Cleanup in Private Sector B

Is this art, content or journalism? I'm so confused.
Is this art, content or journalism? I’m so confused.

Today we’re gonna take a break from governmental stupidity and focus on idiocy in the private sector, where they expect results.

• From Digiday: “RIP contributor networks as a publishing shortcut to scale.” Translation: “We’ve squeezed the last dollar out of amateurs who’ll work for the byline. Time to get back to fucking over the pros.” This is what we call putting the “con” in “content.”

• From The New York Times: Palm Springs residents who have made fortunes off their vacation paradise are shocked, shocked! that others want to do likewise. Money quote, from a design blogger with a huge Instagram following: “You want to stay places that are Instagram-worthy because you are living your life as content.” Um, no.

• From The Verge: Henry David Thoreau’s “Walden” has been adapted into a video game. “Rather than love, then money, than fame, give me truth. And a really big pair of thumbs.”

Fire burn and cauldron bubble

Well, given yesterday’s deluge of shoes in Washington, D.C., if Friday continues in its traditional role as a day for dumping bad news, well … buckle up, folks, and break out the Florsheim bumbershoot.

Yesterday we had:

• Jefferson Davis Beauregard Belvedere “Come Here, Boy” Sessions simmering nicely in a cauldron of his own bullshit.

• Mike Ha’pence popped for using a private AOL email account for public business (and getting hacked).

• Freshly minted EPA chief Scott Pruitt doing likewise, but with an unhacked Apple account.

• Jared Kushner (and pretty much everyone else in the Beelzebozo administration) meeting with the Russians.

• The GOP playing hide-and-seek with its health “care” legislation.

And the hits just keep on coming.

Well, sheeyit.
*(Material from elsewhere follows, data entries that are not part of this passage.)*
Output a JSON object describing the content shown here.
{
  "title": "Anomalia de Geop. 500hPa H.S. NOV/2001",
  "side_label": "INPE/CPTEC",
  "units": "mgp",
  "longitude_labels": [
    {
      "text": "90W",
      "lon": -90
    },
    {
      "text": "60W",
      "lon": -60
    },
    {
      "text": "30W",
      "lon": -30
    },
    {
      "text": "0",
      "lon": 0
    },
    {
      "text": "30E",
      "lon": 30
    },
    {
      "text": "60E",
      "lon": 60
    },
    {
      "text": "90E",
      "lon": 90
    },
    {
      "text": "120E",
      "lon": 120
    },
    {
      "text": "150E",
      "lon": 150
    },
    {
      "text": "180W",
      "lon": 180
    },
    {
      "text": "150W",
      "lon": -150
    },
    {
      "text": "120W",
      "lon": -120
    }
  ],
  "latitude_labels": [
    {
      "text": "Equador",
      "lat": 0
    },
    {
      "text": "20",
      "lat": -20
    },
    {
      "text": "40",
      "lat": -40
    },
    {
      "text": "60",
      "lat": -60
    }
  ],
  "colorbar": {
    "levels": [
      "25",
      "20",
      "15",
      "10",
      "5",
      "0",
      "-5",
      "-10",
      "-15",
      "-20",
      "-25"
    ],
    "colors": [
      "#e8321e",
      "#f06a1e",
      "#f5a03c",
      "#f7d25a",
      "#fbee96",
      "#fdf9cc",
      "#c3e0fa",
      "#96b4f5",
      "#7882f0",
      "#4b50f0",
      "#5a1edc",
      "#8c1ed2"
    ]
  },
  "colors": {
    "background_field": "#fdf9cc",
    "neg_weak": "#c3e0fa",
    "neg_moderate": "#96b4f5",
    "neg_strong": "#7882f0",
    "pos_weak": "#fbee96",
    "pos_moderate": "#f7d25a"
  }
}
If this’ere witch hunt keeps finding witches all the doo-dah day, I propose someone introduce a measure to change the name of the nation’s capital to Salem.

A nose for news

Paper! Get your paper here!
Paper! Get your paper here!

Woke up around 3 a.m. feeling as though I had spent the night snorting chain degreaser, convinced my brain had liquified and was seeping out of my snout onto the pillow.

Further sleep proved elusive as Herself arose to shower and the bathroom iPad commenced making news noises. It seemed King Donald the Short-fingered had not actually ordered anyone executed during his performance before the Congress, and the media were as usual focused on packaging rather than content. A golden chest overflowing with excrement is still a box of shit, no matter how many air fresheners are working overtime in Pundit Glade.

Jesus. These people. They install a low bar in the Dark Alley of Presidential Address Expectations, and when Beelzebozo manages to clear it without twisting a cankle they all go rushing after him to see where such Statesmanlike Leadership and Gravitas will take us next and boom! Down they go in a heap, and what oozes out of their bandaged skulls and onto the Innertubes afterward looks worse than what was coming out of mine until I swallowed a Claritin-D 12 Hour and a couple-three-four mugs of hot caffeine in various flavors.

Wipe your noses, shitheads. Try not to use your sleeves.

Stormy mental weather

Looks like I guessed wrong, weather-wise: I ran yesterday, which turned out to be an OK day for cycling. Today, however. ...
Looks like I guessed wrong, weather-wise: I ran yesterday, which turned out to be an OK day for cycling. Today, however. …

I’m not very interested in what I have to say lately.

There’s just something about February. It’s a short month, but marks the start of every-other-week columns and cartoons for Bicycle Retailer and Industry News.

Too, the weather is often inhospitable, which can be a problem when shooting video for Adventure Cyclist.

And every so often we find ourselves adjusting to a New World Ordure, which can be irksome.

So, yeah. Apologies, but I’ve been taking a few continuing-education courses at good ol’ STFU.

While in residence I read a 1955 interview with James Thurber in The Paris Review. Thurber — an FBI target dubbed “prematurely anti-fascist” by Red-hunters — was discussing what he called “this fear and hysteria” of that period in American history and how it was affecting his writing:

“It’s hard to write humor in the mental weather we’ve had, and that’s likely to take you into reminiscence. Your heart isn’t in it to write anything funny.”

Speaking of stormy mental February weather, I see King Donald the Short-fingered is to address the multitudes this evening. P’raps instead of watching that excremental extravaganza we shall borrow a teenager from one of the neighbors, immerse ourselves in some novel off-the-cuff and inconsequential lies as a change of pace.

Or maybe we’ll re-read “The Secret Life of Walter Mitty.”